High Fashion Fits Them Well

Neil and DeEtta Vincent of Bainbridge Island keep their collection of haute couture - high-fashion "costumes" from the years 1725 to 1970 - in a room stacked floor to ceiling with dress boxes and acid-free tissue.

The 300 gowns and 1,000 accessories were worn to the balls, afternoon teas, cruises, and wedding trips of their eras by such famous names as Vanderbilt and Abigail Adams.

But where they were worn, by whom and for what is of little interest to Neil Vincent, who is writing a book about high fashion from 1890-1914, "The Age of Elegance." His interest is in the craftsmanship, style and history of the designers.

"I don't know at what point I became more interested in the people who made the stuff rather than the people who wore the stuff," said Vincent, "but to me that is fascinating."

One fascination is that facts are associated with who made or designed the gowns (almost all of the Vincents' clothing is authenticated by original labels), whereas fiction tends to rule memories of who wore them.

Factual detail is imperative to Vincent, who as a child wanted to be an archaeologist, but by high school was designing costumes for school plays. Those interests came together when he read about the opening of the royal mausoleum in Germany. The bodies were dust, but the burial court clothes were intact.

"It fascinated me that these things could outlast their owners," he said.

Today the public thinks of haute couture as the outlandish outfits designers parade in front of cameras to provide name recognition for their ready-to-wear lines.

But in the beginning fashion was not so fickle nor so fleeting. Clothes were so well made and of such fine fabric that 18th-century economist Adam Smith called fashion a better investment than furniture.

Almost all fashion had some Paris connection, but how it got to the wearer varied. Dressmakers in Paris authorized copies that could be made in New York or San Francisco workshops. In other cases, a dealer in New York or London could show a model gown or picture to a customer and then send the customer's measurements and even a pattern to Paris where the dress would be made.

One of the biggest appeals of the dresses is their workmanship. Even the finest dresses today have loose threads or lack seam allowance. The Vincents believe manufacturers "get away with murder."

But before the turn of the century almost all women knew how to sew and they insisted on good craftsmanship. The practical didn't always overrule the emotional, however. Fashion always had mystique.

For instance, the Vincents own a scarlet poppy dress that was made of lampas brocade in 1883 by a Mrs. Donovan of New York for a member of the Vanderbilt family. "Everything I've ever seen by Mrs. Donovan is good enough that she could have shown in Paris and easily competed with the very best," said Vincent.

But Americans wouldn't buy from an American dressmaker who didn't buy at least some of her patterns in Paris. In fact, American dressmakers in the 19th century always had either a French or an Irish pseudonym.

"The French women were assumed to know more about fashion than the average American and the Irish women were assumed to know more about needlework than the average American," said Vincent.

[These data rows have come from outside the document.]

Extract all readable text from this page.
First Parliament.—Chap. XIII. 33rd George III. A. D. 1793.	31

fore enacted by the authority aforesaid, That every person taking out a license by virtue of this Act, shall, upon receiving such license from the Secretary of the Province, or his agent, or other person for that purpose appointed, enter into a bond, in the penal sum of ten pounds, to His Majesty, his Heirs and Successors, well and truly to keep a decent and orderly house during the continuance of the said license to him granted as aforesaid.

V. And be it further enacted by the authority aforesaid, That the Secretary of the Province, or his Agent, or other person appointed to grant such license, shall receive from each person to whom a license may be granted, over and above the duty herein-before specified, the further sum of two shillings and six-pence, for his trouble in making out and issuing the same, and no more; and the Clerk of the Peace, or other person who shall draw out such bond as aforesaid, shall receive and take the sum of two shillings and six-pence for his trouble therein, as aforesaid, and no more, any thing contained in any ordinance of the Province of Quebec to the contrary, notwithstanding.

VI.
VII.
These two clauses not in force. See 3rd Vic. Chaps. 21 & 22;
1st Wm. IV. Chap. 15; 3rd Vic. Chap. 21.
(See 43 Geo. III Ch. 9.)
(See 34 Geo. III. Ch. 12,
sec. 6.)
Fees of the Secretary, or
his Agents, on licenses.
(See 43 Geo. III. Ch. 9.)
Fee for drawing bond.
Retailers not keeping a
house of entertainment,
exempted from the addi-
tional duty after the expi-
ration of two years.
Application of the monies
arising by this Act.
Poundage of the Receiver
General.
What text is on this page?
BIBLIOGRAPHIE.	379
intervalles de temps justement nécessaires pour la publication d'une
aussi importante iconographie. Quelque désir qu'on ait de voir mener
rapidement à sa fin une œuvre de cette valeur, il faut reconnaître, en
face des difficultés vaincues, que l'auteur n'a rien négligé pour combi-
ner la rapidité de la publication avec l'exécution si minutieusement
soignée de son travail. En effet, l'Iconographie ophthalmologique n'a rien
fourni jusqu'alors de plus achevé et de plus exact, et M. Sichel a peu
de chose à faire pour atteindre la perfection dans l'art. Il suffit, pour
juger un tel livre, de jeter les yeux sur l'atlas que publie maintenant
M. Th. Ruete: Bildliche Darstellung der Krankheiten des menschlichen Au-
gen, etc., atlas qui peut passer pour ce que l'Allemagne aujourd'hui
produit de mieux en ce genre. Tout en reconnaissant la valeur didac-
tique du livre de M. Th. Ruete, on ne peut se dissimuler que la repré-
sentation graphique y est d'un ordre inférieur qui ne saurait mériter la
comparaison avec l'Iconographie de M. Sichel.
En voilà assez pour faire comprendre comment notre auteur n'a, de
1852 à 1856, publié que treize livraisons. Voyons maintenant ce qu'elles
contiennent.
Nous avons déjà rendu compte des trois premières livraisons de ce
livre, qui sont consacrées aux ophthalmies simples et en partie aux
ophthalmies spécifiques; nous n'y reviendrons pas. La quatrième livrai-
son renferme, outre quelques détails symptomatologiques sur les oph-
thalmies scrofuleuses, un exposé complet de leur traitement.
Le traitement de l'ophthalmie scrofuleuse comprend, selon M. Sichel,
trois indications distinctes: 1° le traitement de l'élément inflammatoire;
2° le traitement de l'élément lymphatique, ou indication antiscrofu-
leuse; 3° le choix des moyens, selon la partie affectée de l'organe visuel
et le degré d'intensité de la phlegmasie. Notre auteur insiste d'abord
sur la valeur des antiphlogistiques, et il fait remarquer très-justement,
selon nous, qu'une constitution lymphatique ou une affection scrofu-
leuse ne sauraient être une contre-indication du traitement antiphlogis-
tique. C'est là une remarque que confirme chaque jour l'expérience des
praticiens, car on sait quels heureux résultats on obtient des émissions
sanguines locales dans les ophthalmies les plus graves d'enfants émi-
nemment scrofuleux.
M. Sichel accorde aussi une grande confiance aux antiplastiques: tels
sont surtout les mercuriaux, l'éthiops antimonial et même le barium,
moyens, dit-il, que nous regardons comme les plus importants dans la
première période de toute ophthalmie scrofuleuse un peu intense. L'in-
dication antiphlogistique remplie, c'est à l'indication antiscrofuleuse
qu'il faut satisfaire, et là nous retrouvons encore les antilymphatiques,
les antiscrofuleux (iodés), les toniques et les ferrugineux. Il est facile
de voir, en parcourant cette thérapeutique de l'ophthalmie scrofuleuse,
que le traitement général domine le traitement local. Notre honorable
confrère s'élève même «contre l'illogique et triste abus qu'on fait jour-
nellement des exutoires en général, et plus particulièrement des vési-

The Vincents started collecting almost by accident in 1972 after they saw a 1906 afternoon gown outside a hippie shop in San Francisco. The train was sweeping the sidewalk in the wind. The couple went back that same day to rescue it.

They still have that gown and almost every gown they've ever purchased. The few they've sold have gone because they've found better.

Vincent, who writes and lectures about the collection, has plans to open a museum. His aim is to have a good example of each designer's specialty.

For most designers, the collection would include one outfit, or maybe two made a decade or so apart. But for a designer such as Balenciaga, "it would be one perfect example of practically everything because he was good at everything he did."

Vincent won't say what he pays for the perfect dress, but he will say a gown "is worth what it's worth." He buys through dealers, although he occasionally gets calls from descendants of the original owner.

"If something is a perfect example of something, I'll pay whatever is within reason in order to acquire it," he said. "I don't care what somebody else would be willing to pay for it, so there is no way you can say it's worth this much and no more."

Haute couture already has gone through the ups and downs of investment speculators. The prices went haywire in the 1980s when people bought gowns and put them away expecting the value to rise.

"Every now and then something comes out of the closet and people practically weep because they paid so much for it and nobody will pay that much anymore."

Some descendants of original owners contact the Vincents because they know the clothing will be well-preserved. But the Vincents want only gowns or accessories that are in perfect condition. Once they're purchased, they're never worn again.

Vincent says his interest is intellectual, not emotional, but then he belies himself with other comments.

"I bought this hat a year ago and I haven't come off cloud nine yet."

And as he comes down the stairs from his collection room, gingerly holding first a pair of little girl's shoes from 1725 and then a mantelet that kept a woman's shoulders warm on carriage rides, his excitement seems to have nothing to do with fashion.

"It survived. So much gets lost and somehow this made it through."